"Nous ne sommes pas du côté de la loi, mais de celui de la révolte !" Asli Erdogan
mardi 17 novembre 2015
La justice, pas « l’état de guerre », par Roger Martelli
L’horreur des massacres nourrit l’univers de la guerre. Or, couplée à la peur, l’obsession de la guerre mine un peu plus la démocratie. Ne rien faire face à la barbarie est impensable. Glisser vers l’état de guerre et le choc des civilisations est une folie. Que faire, donc ?
Le phénomène Daesh ne relève pas d’une rationalité classique. Il n’est pas à proprement parler le fruit des politiques occidentales, pas plus que le nazisme de l’entre-deux-guerres n’était le résultat du traité de Versailles qui humilia l’Allemagne meurtrie.

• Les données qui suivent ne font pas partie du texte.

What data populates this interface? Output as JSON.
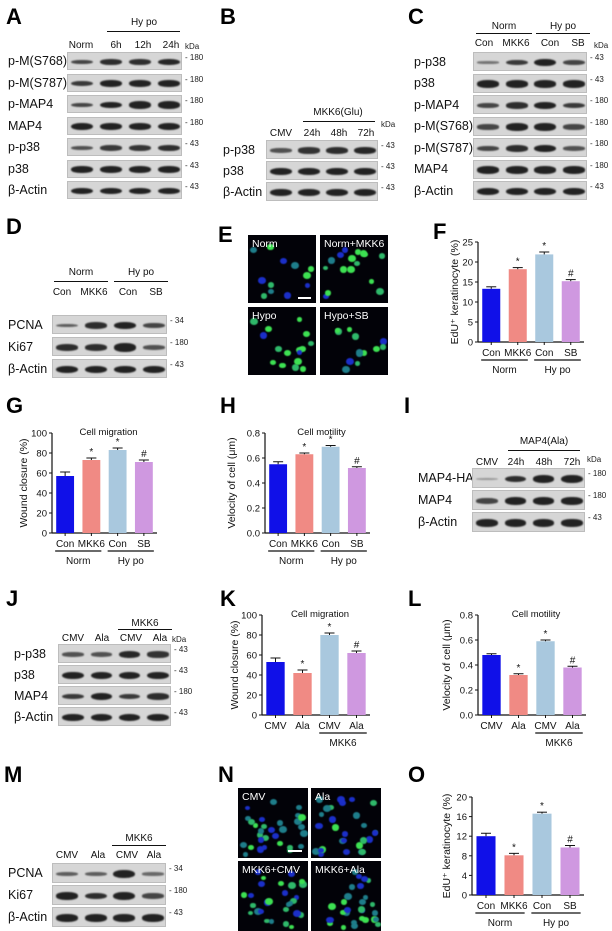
{
  "figure": {
    "panels": {
      "A": {
        "label": "A",
        "group": "Hy po",
        "lanes": [
          "Norm",
          "6h",
          "12h",
          "24h"
        ],
        "kda_header": "kDa",
        "rows": [
          {
            "name": "p-M(S768)",
            "kda": "180"
          },
          {
            "name": "p-M(S787)",
            "kda": "180"
          },
          {
            "name": "p-MAP4",
            "kda": "180"
          },
          {
            "name": "MAP4",
            "kda": "180"
          },
          {
            "name": "p-p38",
            "kda": "43"
          },
          {
            "name": "p38",
            "kda": "43"
          },
          {
            "name": "β-Actin",
            "kda": "43"
          }
        ]
      },
      "B": {
        "label": "B",
        "group": "MKK6(Glu)",
        "lanes": [
          "CMV",
          "24h",
          "48h",
          "72h"
        ],
        "kda_header": "kDa",
        "rows": [
          {
            "name": "p-p38",
            "kda": "43"
          },
          {
            "name": "p38",
            "kda": "43"
          },
          {
            "name": "β-Actin",
            "kda": "43"
          }
        ]
      },
      "C": {
        "label": "C",
        "groups": [
          "Norm",
          "Hy po"
        ],
        "lanes": [
          "Con",
          "MKK6",
          "Con",
          "SB"
        ],
        "kda_header": "kDa",
        "rows": [
          {
            "name": "p-p38",
            "kda": "43"
          },
          {
            "name": "p38",
            "kda": "43"
          },
          {
            "name": "p-MAP4",
            "kda": "180"
          },
          {
            "name": "p-M(S768)",
            "kda": "180"
          },
          {
            "name": "p-M(S787)",
            "kda": "180"
          },
          {
            "name": "MAP4",
            "kda": "180"
          },
          {
            "name": "β-Actin",
            "kda": "43"
          }
        ]
      },
      "D": {
        "label": "D",
        "groups": [
          "Norm",
          "Hy po"
        ],
        "lanes": [
          "Con",
          "MKK6",
          "Con",
          "SB"
        ],
        "rows": [
          {
            "name": "PCNA",
            "kda": "34"
          },
          {
            "name": "Ki67",
            "kda": "180"
          },
          {
            "name": "β-Actin",
            "kda": "43"
          }
        ]
      },
      "E": {
        "label": "E",
        "images": [
          "Norm",
          "Norm+MKK6",
          "Hypo",
          "Hypo+SB"
        ]
      },
      "I": {
        "label": "I",
        "group": "MAP4(Ala)",
        "lanes": [
          "CMV",
          "24h",
          "48h",
          "72h"
        ],
        "kda_header": "kDa",
        "rows": [
          {
            "name": "MAP4-HA",
            "kda": "180"
          },
          {
            "name": "MAP4",
            "kda": "180"
          },
          {
            "name": "β-Actin",
            "kda": "43"
          }
        ]
      },
      "J": {
        "label": "J",
        "group": "MKK6",
        "lanes": [
          "CMV",
          "Ala",
          "CMV",
          "Ala"
        ],
        "kda_header": "kDa",
        "rows": [
          {
            "name": "p-p38",
            "kda": "43"
          },
          {
            "name": "p38",
            "kda": "43"
          },
          {
            "name": "MAP4",
            "kda": "180"
          },
          {
            "name": "β-Actin",
            "kda": "43"
          }
        ]
      },
      "M": {
        "label": "M",
        "group": "MKK6",
        "lanes": [
          "CMV",
          "Ala",
          "CMV",
          "Ala"
        ],
        "rows": [
          {
            "name": "PCNA",
            "kda": "34"
          },
          {
            "name": "Ki67",
            "kda": "180"
          },
          {
            "name": "β-Actin",
            "kda": "43"
          }
        ]
      },
      "N": {
        "label": "N",
        "images": [
          "CMV",
          "Ala",
          "MKK6+CMV",
          "MKK6+Ala"
        ]
      }
    },
    "bar_colors": [
      "#1010e8",
      "#f08a84",
      "#a9c8de",
      "#cf98e0"
    ]
  },
  "chart_data": [
    {
      "panel": "F",
      "type": "bar",
      "title": "",
      "categories": [
        "Con",
        "MKK6",
        "Con",
        "SB"
      ],
      "groups": [
        {
          "name": "Norm",
          "span": [
            0,
            1
          ]
        },
        {
          "name": "Hy po",
          "span": [
            2,
            3
          ]
        }
      ],
      "values": [
        13.3,
        18.2,
        21.9,
        15.2
      ],
      "errors": [
        0.5,
        0.4,
        0.6,
        0.4
      ],
      "markers": [
        "",
        "*",
        "*",
        "#"
      ],
      "ylabel": "EdU⁺ keratinocyte (%)",
      "xlabel": "",
      "ylim": [
        0,
        25
      ],
      "yticks": [
        "0",
        "5",
        "10",
        "15",
        "20",
        "25"
      ],
      "grid": false
    },
    {
      "panel": "G",
      "type": "bar",
      "title": "Cell migration",
      "categories": [
        "Con",
        "MKK6",
        "Con",
        "SB"
      ],
      "groups": [
        {
          "name": "Norm",
          "span": [
            0,
            1
          ]
        },
        {
          "name": "Hy po",
          "span": [
            2,
            3
          ]
        }
      ],
      "values": [
        57,
        73,
        83,
        71
      ],
      "errors": [
        4,
        2,
        2,
        2
      ],
      "markers": [
        "",
        "*",
        "*",
        "#"
      ],
      "ylabel": "Wound closure (%)",
      "xlabel": "",
      "ylim": [
        0,
        100
      ],
      "yticks": [
        "0",
        "20",
        "40",
        "60",
        "80",
        "100"
      ],
      "grid": false
    },
    {
      "panel": "H",
      "type": "bar",
      "title": "Cell motility",
      "categories": [
        "Con",
        "MKK6",
        "Con",
        "SB"
      ],
      "groups": [
        {
          "name": "Norm",
          "span": [
            0,
            1
          ]
        },
        {
          "name": "Hy po",
          "span": [
            2,
            3
          ]
        }
      ],
      "values": [
        0.55,
        0.63,
        0.69,
        0.52
      ],
      "errors": [
        0.02,
        0.01,
        0.01,
        0.01
      ],
      "markers": [
        "",
        "*",
        "*",
        "#"
      ],
      "ylabel": "Velocity of cell (μm)",
      "xlabel": "",
      "ylim": [
        0,
        0.8
      ],
      "yticks": [
        "0.0",
        "0.2",
        "0.4",
        "0.6",
        "0.8"
      ],
      "grid": false
    },
    {
      "panel": "K",
      "type": "bar",
      "title": "Cell migration",
      "categories": [
        "CMV",
        "Ala",
        "CMV",
        "Ala"
      ],
      "groups": [
        {
          "name": "MKK6",
          "span": [
            2,
            3
          ]
        }
      ],
      "values": [
        53,
        42,
        80,
        62
      ],
      "errors": [
        4,
        3,
        2,
        2
      ],
      "markers": [
        "",
        "*",
        "*",
        "#"
      ],
      "ylabel": "Wound closure (%)",
      "xlabel": "",
      "ylim": [
        0,
        100
      ],
      "yticks": [
        "0",
        "20",
        "40",
        "60",
        "80",
        "100"
      ],
      "grid": false
    },
    {
      "panel": "L",
      "type": "bar",
      "title": "Cell motility",
      "categories": [
        "CMV",
        "Ala",
        "CMV",
        "Ala"
      ],
      "groups": [
        {
          "name": "MKK6",
          "span": [
            2,
            3
          ]
        }
      ],
      "values": [
        0.48,
        0.32,
        0.59,
        0.38
      ],
      "errors": [
        0.01,
        0.01,
        0.01,
        0.01
      ],
      "markers": [
        "",
        "*",
        "*",
        "#"
      ],
      "ylabel": "Velocity of cell (μm)",
      "xlabel": "",
      "ylim": [
        0,
        0.8
      ],
      "yticks": [
        "0.0",
        "0.2",
        "0.4",
        "0.6",
        "0.8"
      ],
      "grid": false
    },
    {
      "panel": "O",
      "type": "bar",
      "title": "",
      "categories": [
        "Con",
        "MKK6",
        "Con",
        "SB"
      ],
      "groups": [
        {
          "name": "Norm",
          "span": [
            0,
            1
          ]
        },
        {
          "name": "Hy po",
          "span": [
            2,
            3
          ]
        }
      ],
      "values": [
        12.0,
        8.1,
        16.6,
        9.7
      ],
      "errors": [
        0.6,
        0.4,
        0.3,
        0.4
      ],
      "markers": [
        "",
        "*",
        "*",
        "#"
      ],
      "ylabel": "EdU⁺ keratinocyte (%)",
      "xlabel": "",
      "ylim": [
        0,
        20
      ],
      "yticks": [
        "0",
        "4",
        "8",
        "12",
        "16",
        "20"
      ],
      "grid": false
    }
  ]
}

Mais si le fanatisme religieux a ses logiques internes, ses capacités d’expansion ne sont pas sans rapport avec une conjoncture. Or force est de constater que, pour des millions de personnes au Proche et Moyen-Orient, la politique occidentale provoque un ressentiment que les exaltés meurtriers de Daesh ou d’Al-Qaïda utilisent pour étendre leur emprise en la légitimant.
« L’état de guerre »
Si le combat contre l’horreur prend nécessairement une dimension violente, elle ne doit donc pas se structurer en état de guerre : parce que "l’État" islamique n’en est pas un ; parce que la guerre ne porte en rien de solution à ce qui crée le désordre d’une région et celle du monde ; parce que la guerre risque de ne faire rien d’autre que de nourrir la spirale d’un conflit sans issue. Installer un peu plus la notion de guerre n’est pas opportun.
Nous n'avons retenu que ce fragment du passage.